Another newly-discovered cannabinoid getting its time to shine is CBG. CBG stands for cannabigerol, and it is yet another of the 120 compounds found in cannabis plants. Like CBD, CBG is thought to have some profound medical benefits, including anticarcinogenic properties. It is also believed to be an antidepressant and might block pain receptors, making it a suitable pain medication.

So far, the potential benefits of using CBG oil outweigh the possible side effects, which are no more harmful than those of CBD. In the states where cannabis and cannabis-derived products (hemp or marijuana) are legal, CBG is also permitted, and is growing in popularity.
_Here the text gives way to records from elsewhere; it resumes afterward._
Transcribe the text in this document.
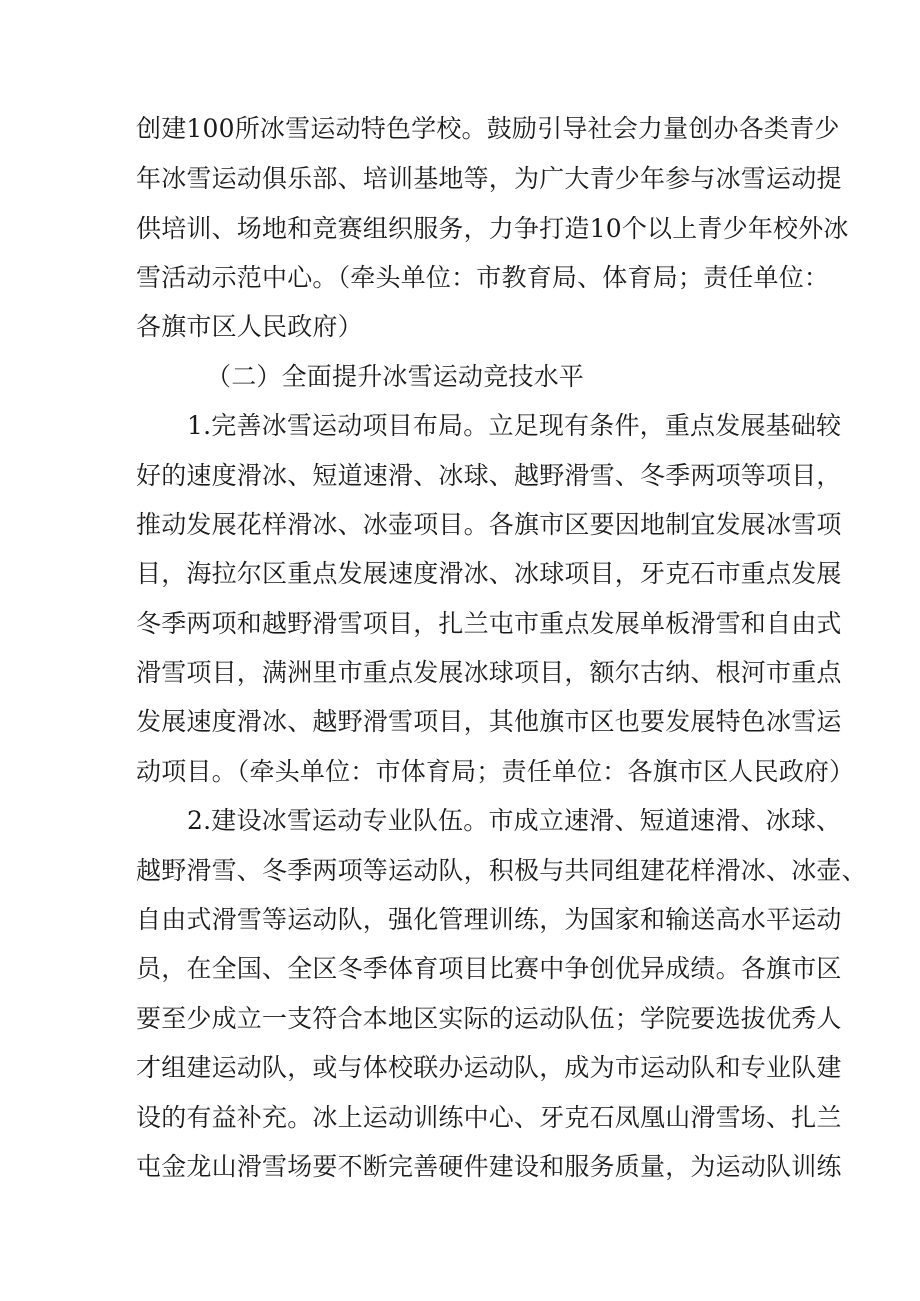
创建100所冰雪运动特色学校。鼓励引导社会力量创办各类青少
年冰雪运动俱乐部、培训基地等，为广大青少年参与冰雪运动提
供培训、场地和竞赛组织服务，力争打造10个以上青少年校外冰
雪活动示范中心。（牵头单位：市教育局、体育局；责任单位：
各旗市区人民政府）
（二）全面提升冰雪运动竞技水平
1.完善冰雪运动项目布局。立足现有条件，重点发展基础较
好的速度滑冰、短道速滑、冰球、越野滑雪、冬季两项等项目，
推动发展花样滑冰、冰壶项目。各旗市区要因地制宜发展冰雪项
目，海拉尔区重点发展速度滑冰、冰球项目，牙克石市重点发展
冬季两项和越野滑雪项目，扎兰屯市重点发展单板滑雪和自由式
滑雪项目，满洲里市重点发展冰球项目，额尔古纳、根河市重点
发展速度滑冰、越野滑雪项目，其他旗市区也要发展特色冰雪运
动项目。（牵头单位：市体育局；责任单位：各旗市区人民政府）
2.建设冰雪运动专业队伍。市成立速滑、短道速滑、冰球、
越野滑雪、冬季两项等运动队，积极与共同组建花样滑冰、冰壶、
自由式滑雪等运动队，强化管理训练，为国家和输送高水平运动
员，在全国、全区冬季体育项目比赛中争创优异成绩。各旗市区
要至少成立一支符合本地区实际的运动队伍；学院要选拔优秀人
才组建运动队，或与体校联办运动队，成为市运动队和专业队建
设的有益补充。冰上运动训练中心、牙克石凤凰山滑雪场、扎兰
屯金龙山滑雪场要不断完善硬件建设和服务质量，为运动队训练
Other states that allow the medical use of cannabis generally categorize CBG with CBD, if they make the distinction at all.

Where do we go from here?

The overall trend suggests that cannabis and cannabis products, including CBD, CBG, Delta-8, and THC, will become more widely available. As more studies are performed, scientists generally conclude that in small regulated amounts, marijuana and other cannabis products are safe. Of course, THC, the compound which gets you high, will likely remain tightly controlled for safety reasons.

The growing of hemp and marijuana plants is still heavily regulated, meaning supply is limited. As restrictions loosen, prices for CBD and marijuana products will stabilize. The industry's current concern is making sure any imported plants or products are held to stringent quality standards.

As more products become available, it is essential to ensure that consumers get exactly what they pay for. Controlling THC, and ensuring cannabis is grown and produced ethically, are crucial. As the legal cannabis market is still in its early days, we will undoubtedly see more laws come into place in the future. Still, new regulations will likely allow it to flourish safely, with appropriate checks, rather than restrict the industry. Federal rules may well help provide clarity for consumers, as the differences between states are so profound, it can be confusing.